Bearishness on China and on Europe’s prospects adds to America’s appeal, in particular, for business elites. Here’s a typical sentiment: “The U.S., in almost any sector, is the most attractive market, not just in terms of size but innovation,” Vas Narasimhan, who runs the Swiss drug maker Novartis, the world’s fourth-biggest pharmaceutical company with a large presence in Massachusetts, told me. As the world worries about possible recession, another part of the new consensus is that the U.S. would weather it best.
This upbeat view on the U.S. isn’t intended to warm patriotic or partisan fires. For one thing, the Davos Consensus is often wrong; not so long ago, this crowd was long on crypto and short on the U.S.
It’s also worth listening to the anxieties. They’re as revealing as the bullishness — about America and the state of the world.
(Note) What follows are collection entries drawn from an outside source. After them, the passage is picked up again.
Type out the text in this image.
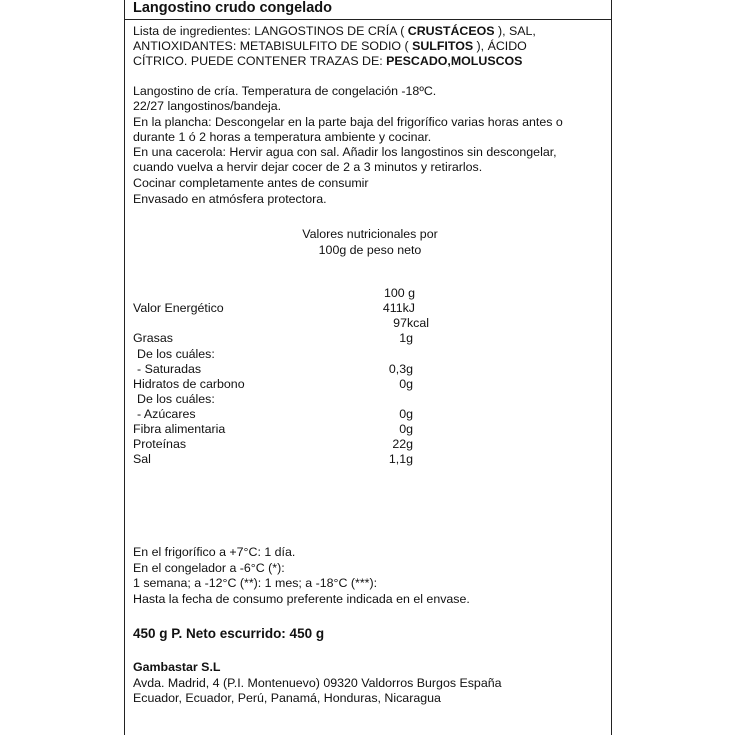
Langostino crudo congelado
Lista de ingredientes: LANGOSTINOS DE CRÍA ( CRUSTÁCEOS ), SAL,
ANTIOXIDANTES: METABISULFITO DE SODIO ( SULFITOS ), ÁCIDO
CÍTRICO. PUEDE CONTENER TRAZAS DE: PESCADO,MOLUSCOS
Langostino de cría. Temperatura de congelación -18ºC.
22/27 langostinos/bandeja.
En la plancha: Descongelar en la parte baja del frigorífico varias horas antes o
durante 1 ó 2 horas a temperatura ambiente y cocinar.
En una cacerola: Hervir agua con sal. Añadir los langostinos sin descongelar,
cuando vuelva a hervir dejar cocer de 2 a 3 minutos y retirarlos.
Cocinar completamente antes de consumir
Envasado en atmósfera protectora.
Valores nutricionales por
100g de peso neto
100 g
Valor Energético	411kJ
97kcal
Grasas	1g
De los cuáles:
- Saturadas	0,3g
Hidratos de carbono	0g
De los cuáles:
- Azúcares	0g
Fibra alimentaria	0g
Proteínas	22g
Sal	1,1g
En el frigorífico a +7°C: 1 día.
En el congelador a -6°C (*):
1 semana; a -12°C (**): 1 mes; a -18°C (***):
Hasta la fecha de consumo preferente indicada en el envase.
450 g P. Neto escurrido: 450 g
Gambastar S.L
Avda. Madrid, 4 (P.I. Montenuevo) 09320 Valdorros Burgos España
Ecuador, Ecuador, Perú, Panamá, Honduras, Nicaragua
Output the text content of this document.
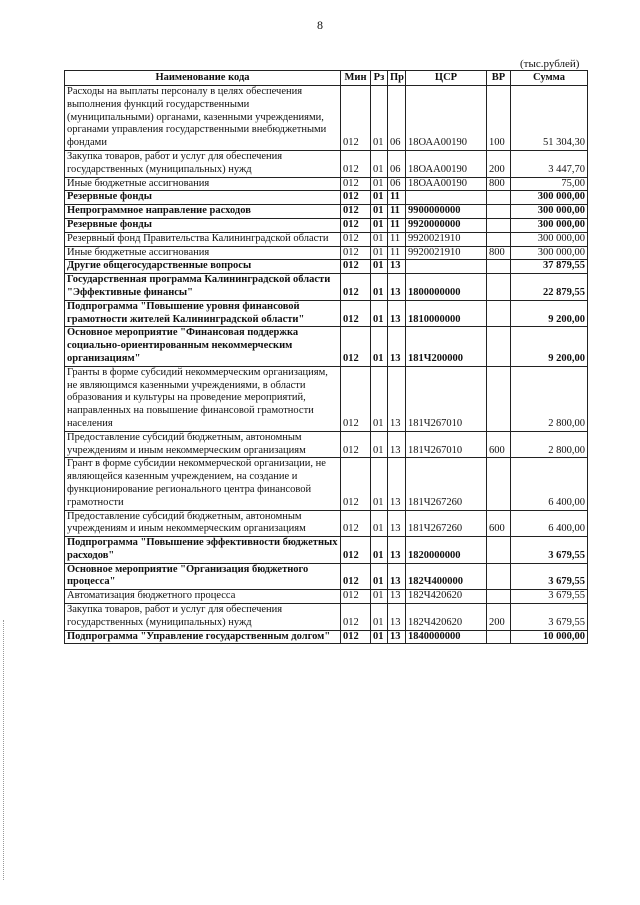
8
(тыс.рублей)
Наименование кода	Мин	Рз	Пр	ЦСР	ВР	Сумма
Расходы на выплаты персоналу в целях обеспечения выполнения функций государственными (муниципальными) органами, казенными учреждениями, органами управления государственными внебюджетными фондами	012	01	06	18ОАА00190	100	51 304,30
Закупка товаров, работ и услуг для обеспечения государственных (муниципальных) нужд	012	01	06	18ОАА00190	200	3 447,70
Иные бюджетные ассигнования	012	01	06	18ОАА00190	800	75,00
Резервные фонды	012	01	11			300 000,00
Непрограммное направление расходов	012	01	11	9900000000		300 000,00
Резервные фонды	012	01	11	9920000000		300 000,00
Резервный фонд Правительства Калининградской области	012	01	11	9920021910		300 000,00
Иные бюджетные ассигнования	012	01	11	9920021910	800	300 000,00
Другие общегосударственные вопросы	012	01	13			37 879,55
Государственная программа Калининградской области "Эффективные финансы"	012	01	13	1800000000		22 879,55
Подпрограмма "Повышение уровня финансовой грамотности жителей Калининградской области"	012	01	13	1810000000		9 200,00
Основное мероприятие "Финансовая поддержка социально-ориентированным некоммерческим организациям"	012	01	13	181Ч200000		9 200,00
Гранты в форме субсидий некоммерческим организациям, не являющимся казенными учреждениями, в области образования и культуры на проведение мероприятий, направленных на повышение финансовой грамотности населения	012	01	13	181Ч267010		2 800,00
Предоставление субсидий бюджетным, автономным учреждениям и иным некоммерческим организациям	012	01	13	181Ч267010	600	2 800,00
Грант в форме субсидии некоммерческой организации, не являющейся казенным учреждением, на создание и функционирование регионального центра финансовой грамотности	012	01	13	181Ч267260		6 400,00
Предоставление субсидий бюджетным, автономным учреждениям и иным некоммерческим организациям	012	01	13	181Ч267260	600	6 400,00
Подпрограмма "Повышение эффективности бюджетных расходов"	012	01	13	1820000000		3 679,55
Основное мероприятие "Организация бюджетного процесса"	012	01	13	182Ч400000		3 679,55
Автоматизация бюджетного процесса	012	01	13	182Ч420620		3 679,55
Закупка товаров, работ и услуг для обеспечения государственных (муниципальных) нужд	012	01	13	182Ч420620	200	3 679,55
Подпрограмма "Управление государственным долгом"	012	01	13	1840000000		10 000,00
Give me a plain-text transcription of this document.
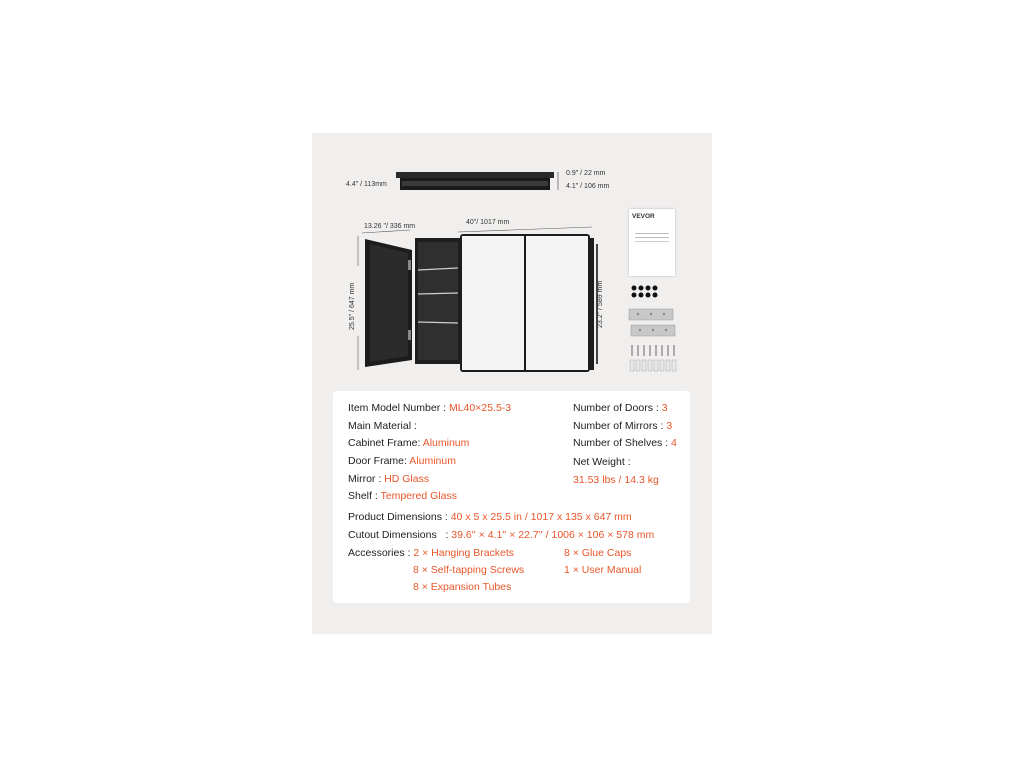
4.4" / 113mm
0.9" / 22 mm
4.1" / 106 mm
13.26 "/ 336 mm
40"/ 1017 mm
25.5" / 647 mm	23.2" / 589 mm
VEVOR
Item Model Number : ML40×25.5-3
Main Material :
Cabinet Frame: Aluminum
Door Frame: Aluminum
Mirror : HD Glass
Shelf : Tempered Glass
Number of Doors : 3
Number of Mirrors : 3
Number of Shelves : 4
Net Weight :
31.53 lbs / 14.3 kg
Product Dimensions : 40 x 5 x 25.5 in / 1017 x 135 x 647 mm
Cutout Dimensions   : 39.6'' × 4.1'' × 22.7'' / 1006 × 106 × 578 mm
Accessories : 2 × Hanging Brackets
8 × Self-tapping Screws
8 × Expansion Tubes
8 × Glue Caps
1 × User Manual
In the wake of the Trump era, everyone feels free to doubt the stability of the American system, even if the midterms sent a reassuring message of back-to-normalcy. Most global companies and players know the policy paralysis and political polarization firsthand. And yet: As often as an executive will bemoan that members of Congress care more about Fox/MSNBC bookings than grappling with complex legislation, in this same breath, they’ll mention a constitutional order going back 250 years and traditions of rule of law hard to find in many other places. Until proven otherwise, probably by its own hand, democracy in America is one of the safer bets in the world, they say.
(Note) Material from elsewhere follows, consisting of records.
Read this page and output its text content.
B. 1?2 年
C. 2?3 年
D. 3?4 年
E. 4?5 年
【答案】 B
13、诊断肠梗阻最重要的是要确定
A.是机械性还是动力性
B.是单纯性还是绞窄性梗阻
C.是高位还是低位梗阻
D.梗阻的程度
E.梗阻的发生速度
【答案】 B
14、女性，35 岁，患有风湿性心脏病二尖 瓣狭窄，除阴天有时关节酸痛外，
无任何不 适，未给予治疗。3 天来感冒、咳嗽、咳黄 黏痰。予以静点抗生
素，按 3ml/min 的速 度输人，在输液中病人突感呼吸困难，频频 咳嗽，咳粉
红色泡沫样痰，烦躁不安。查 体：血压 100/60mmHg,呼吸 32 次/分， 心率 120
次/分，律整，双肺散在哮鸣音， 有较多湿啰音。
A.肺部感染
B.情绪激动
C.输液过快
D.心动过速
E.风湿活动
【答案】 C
The new anxiety: America’s back on the world stage, but what kind of America?
On multilateralism, through NATO or the U.N., and on security in Europe, the Biden administration harkens back to another century — not to the Obama era, which began the distancing from traditional allies (who recoiled over the “pivot to Asia” and the “red line” in Syria that wasn’t) that Trump continued. But its approach to trade, to an industrial policy that prioritizes “reshoring” and “buy American,” to many Davos eyes, resembles Trump more than any other recent president.
This continuity is what makes Europeans sound conflicted on the U.S. The Inflation Reduction Act, which will push billions in subsidies to American industry, and a CHIPS Act that seeks to repatriate the production of semiconductors, prompted dismay in Europe. As does the Biden Administration’s indifference to the World Trade Organization. Joe Manchin, the principal author of the IRA legislation, felt the backlash firsthand in Davos, as my colleagues Alex Ward and Suzanne Lynch reported Thursday.
“The hope about the Biden administration was that it would be less inwardly looking than outward looking,” Cecilia Malmstrom, a Swedish politician who ran EU trade policy in the last decade, told a small lunch gathering in Davos. A European leader, who was speaking on background in another private meeting, put it more bluntly: “The U.S. undermines globalization, the other pillar of U.S. leadership. This could be the biggest strategic mistake in global relations for a long time.” To them, this approach is a rebuke of America’s commitment to a global order built on open trade and democratic values – what was known at one point as the Washington Consensus, which, as opposed to any fleeting one reached in Davos, held for decades.
If America will be both strong again and more willing to go alone, “this is a big thing!” said France’s Heisbourg. “This is very unlike the America of the past. It looks like this will be a century of disorder, and that’s pretty scary.”